Abstract Body (Do not enter title and authors here): Introduction
Cardiomyocyte proliferation is fundamental to heart development and regeneration. Although calcium release from the sarcoplasmic reticulum (SR) is well-known to drive cardiomyocyte contraction, how calcium dynamics are modified during mitosis is not well understood. In cardiomyocytes, RyR2 releases calcium from the SR to trigger contraction, while SERCA2a pumps it back to enable relaxation. We will investigate how the distribution and activity of RyR2 and SERCA2a are altered in proliferating cardiomyocytes.

Research Question
How is calcium signaling regulated during M-phase to support cardiomyocyte division?

Methods
We used neonatal rat ventricular cardiomyocytes to study calcium signaling during mitosis. Live-cell imaging with SiR-tubulin identified spindle microtubules and M-phase progression. We examined natural and exogenous CDK1/cyclin B1(MOI: 200)-induced M-phase and used antibodies to label SERCA2a, RyR2, and spindle poles. Intracellular calcium was visualized using Rhod-2 AM and confocal microscopy.

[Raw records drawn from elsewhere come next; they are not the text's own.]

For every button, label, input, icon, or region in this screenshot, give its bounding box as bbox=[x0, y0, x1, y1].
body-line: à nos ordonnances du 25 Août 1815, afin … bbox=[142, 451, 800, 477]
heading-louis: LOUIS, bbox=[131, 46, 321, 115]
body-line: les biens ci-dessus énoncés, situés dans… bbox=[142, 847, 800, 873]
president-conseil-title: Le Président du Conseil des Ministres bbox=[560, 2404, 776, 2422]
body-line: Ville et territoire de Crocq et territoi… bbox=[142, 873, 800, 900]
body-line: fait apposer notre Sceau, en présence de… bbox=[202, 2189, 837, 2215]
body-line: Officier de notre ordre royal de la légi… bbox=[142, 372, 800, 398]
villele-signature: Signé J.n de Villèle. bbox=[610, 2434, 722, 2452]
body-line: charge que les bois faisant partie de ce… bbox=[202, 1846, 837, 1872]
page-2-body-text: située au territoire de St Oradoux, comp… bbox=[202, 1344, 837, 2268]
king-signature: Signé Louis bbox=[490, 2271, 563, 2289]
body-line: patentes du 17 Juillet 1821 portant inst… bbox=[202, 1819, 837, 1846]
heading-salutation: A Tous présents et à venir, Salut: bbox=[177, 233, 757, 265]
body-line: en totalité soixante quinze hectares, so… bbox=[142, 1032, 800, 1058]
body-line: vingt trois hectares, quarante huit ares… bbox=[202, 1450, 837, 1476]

Drugs were applied to modulate calcium, microtubule integrity, and dynein activity: thapsigargin (6 µM, SERCA2a inhibition), nocodazole (20 µM, microtubule disruption), and ciliobrevin D (120 µM, dynein 1 inhibition), respectively. A cardiomyocyte-specific knockout of Dync1h1 (Dynein Cytoplasmic 1 Heavy Chain 1) in αMHC-Cre;Dync1h1^Flox mice was used to study dynein-dependent SERCA2a transport. We analyzed total cardiomyocyte counts and M-phase activity in the Dync1h1 knockout mice.

Results
SERCA2a accumulated at spindle poles during M-phase, reducing local calcium levels without altering overall SR calcium content. Inhibiting SERCA2a with thapsigargin increased calcium at the spindle poles and prevented cardiomyocytes in early M-phase from progressing through metaphase. This treatment resulted in failed cell division, without inducing cell death. However, once cardiomyocytes had passed through metaphase, this treatment no longer inhibited their division. SERCA2a localization required both intact microtubules and dynein 1 activity. Dync1h1 knockout impaired the SERCA2a accumulation, suppressed cardiomyocyte proliferation, and reduced cardiomyocyte numbers in mice.

Conclusions
Spatial calcium regulation during M-phase, mediated by SERCA2a accumulation at spindle poles, is critical for mitotic progression in cardiomyocytes. Our findings suggest a strategy to enhance cardiomyocyte proliferation by targeting SERCA2a in research.